COMPTE-RENDU, Opéra. ANGERS NANTES OPERA, le 7 octobre 2018. Aleko / Iolanta. Bolshoï Minsk

iolanta-aleko-opera-critique-opera-par-classiquenews-visuel-saison-2018-2019COMPTE-RENDU, Opéra. ANGERS NANTES OPERA, le 7 octobre 2018. Rachmaninov : Aleko / Tchaïkovski : Iolanta (version de concert). Solistes du Bolshoï Minsk / Choeur d’Angers Nantes Opéra, Choeur Mélisme(s). Andreï Galanov, direction. En une soirée, deux ouvrages lyriques s’enchaînent offrant une plongée forte et franche dans l’opéra russe romantique tardif. Créés successivement en 1892 et 1893, Iolanta et Aleko partagent en dépit de la singularité de leurs géniteurs, Tchaikovski et Rachmaninov, une évidente parenté sonore, expressive, vocale.
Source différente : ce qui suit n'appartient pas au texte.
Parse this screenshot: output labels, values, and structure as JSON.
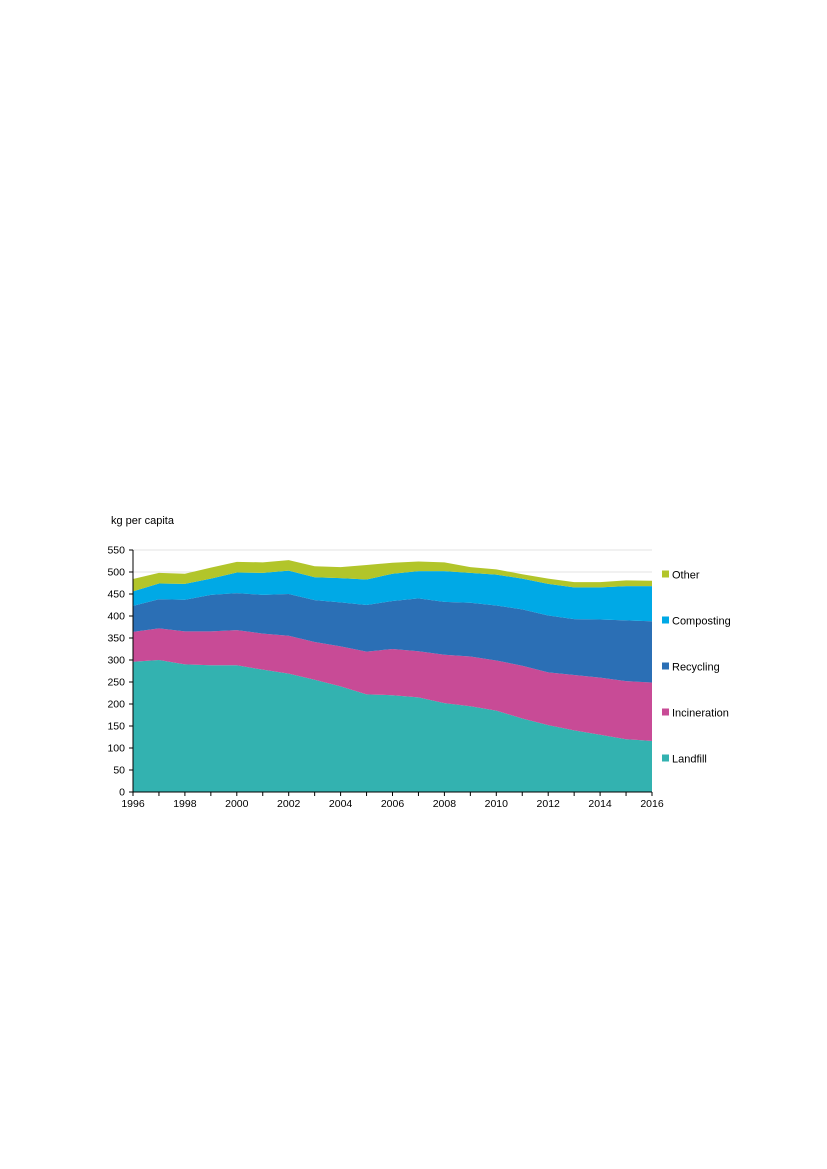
{
  "chart_data": {
    "type": "area",
    "stacked": true,
    "ylabel": "kg per capita",
    "ylim": [
      0,
      550
    ],
    "yticks": [
      0,
      50,
      100,
      150,
      200,
      250,
      300,
      350,
      400,
      450,
      500,
      550
    ],
    "xlim": [
      1996,
      2016
    ],
    "xticks": [
      1996,
      1998,
      2000,
      2002,
      2004,
      2006,
      2008,
      2010,
      2012,
      2014,
      2016
    ],
    "grid": true,
    "legend_position": "right",
    "x": [
      1996,
      1997,
      1998,
      1999,
      2000,
      2001,
      2002,
      2003,
      2004,
      2005,
      2006,
      2007,
      2008,
      2009,
      2010,
      2011,
      2012,
      2013,
      2014,
      2015,
      2016
    ],
    "series": [
      {
        "name": "Landfill",
        "color": "#33b2b0",
        "values": [
          296,
          300,
          290,
          288,
          288,
          278,
          269,
          255,
          240,
          222,
          220,
          215,
          202,
          195,
          185,
          167,
          152,
          140,
          130,
          120,
          116
        ]
      },
      {
        "name": "Incineration",
        "color": "#c84b96",
        "values": [
          68,
          72,
          75,
          77,
          80,
          82,
          86,
          86,
          91,
          97,
          105,
          105,
          110,
          113,
          114,
          120,
          120,
          126,
          130,
          132,
          133
        ]
      },
      {
        "name": "Recycling",
        "color": "#2b6fb5",
        "values": [
          59,
          66,
          72,
          83,
          84,
          88,
          95,
          95,
          100,
          106,
          109,
          120,
          120,
          122,
          125,
          128,
          129,
          127,
          132,
          138,
          139
        ]
      },
      {
        "name": "Composting",
        "color": "#00a9e6",
        "values": [
          33,
          36,
          36,
          37,
          47,
          50,
          53,
          52,
          55,
          58,
          62,
          62,
          70,
          68,
          70,
          70,
          72,
          72,
          73,
          78,
          80
        ]
      },
      {
        "name": "Other",
        "color": "#b2c52a",
        "values": [
          28,
          24,
          23,
          25,
          24,
          24,
          24,
          25,
          25,
          33,
          25,
          22,
          20,
          13,
          12,
          10,
          12,
          12,
          12,
          13,
          12
        ]
      }
    ]
  }
}
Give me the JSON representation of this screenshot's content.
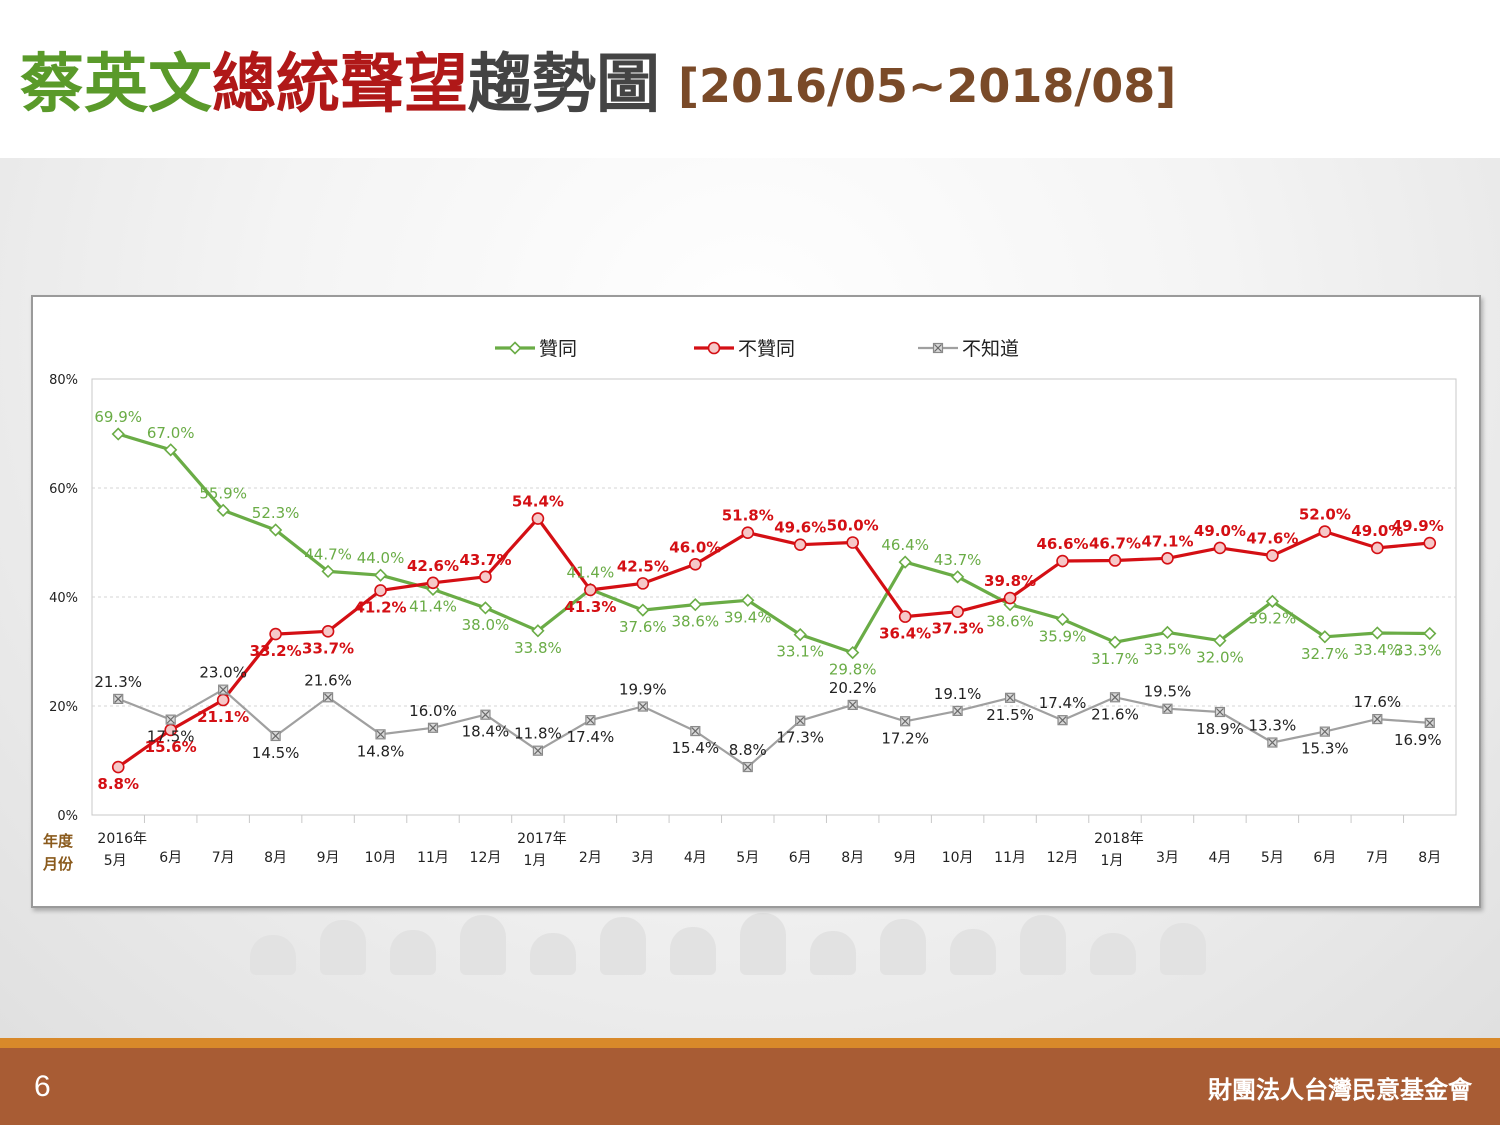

La troupe invitée par Alain Surrans défend et projette un chant passionné voire éruptif, auquel il est difficile, surtout dans la configuration requise (version de concert, détails lire plus loin) de rester insensible. Pour l’ouverture de sa saison lyrique, Angers Nantes Opéra sait nous surprendre et nous convaincre.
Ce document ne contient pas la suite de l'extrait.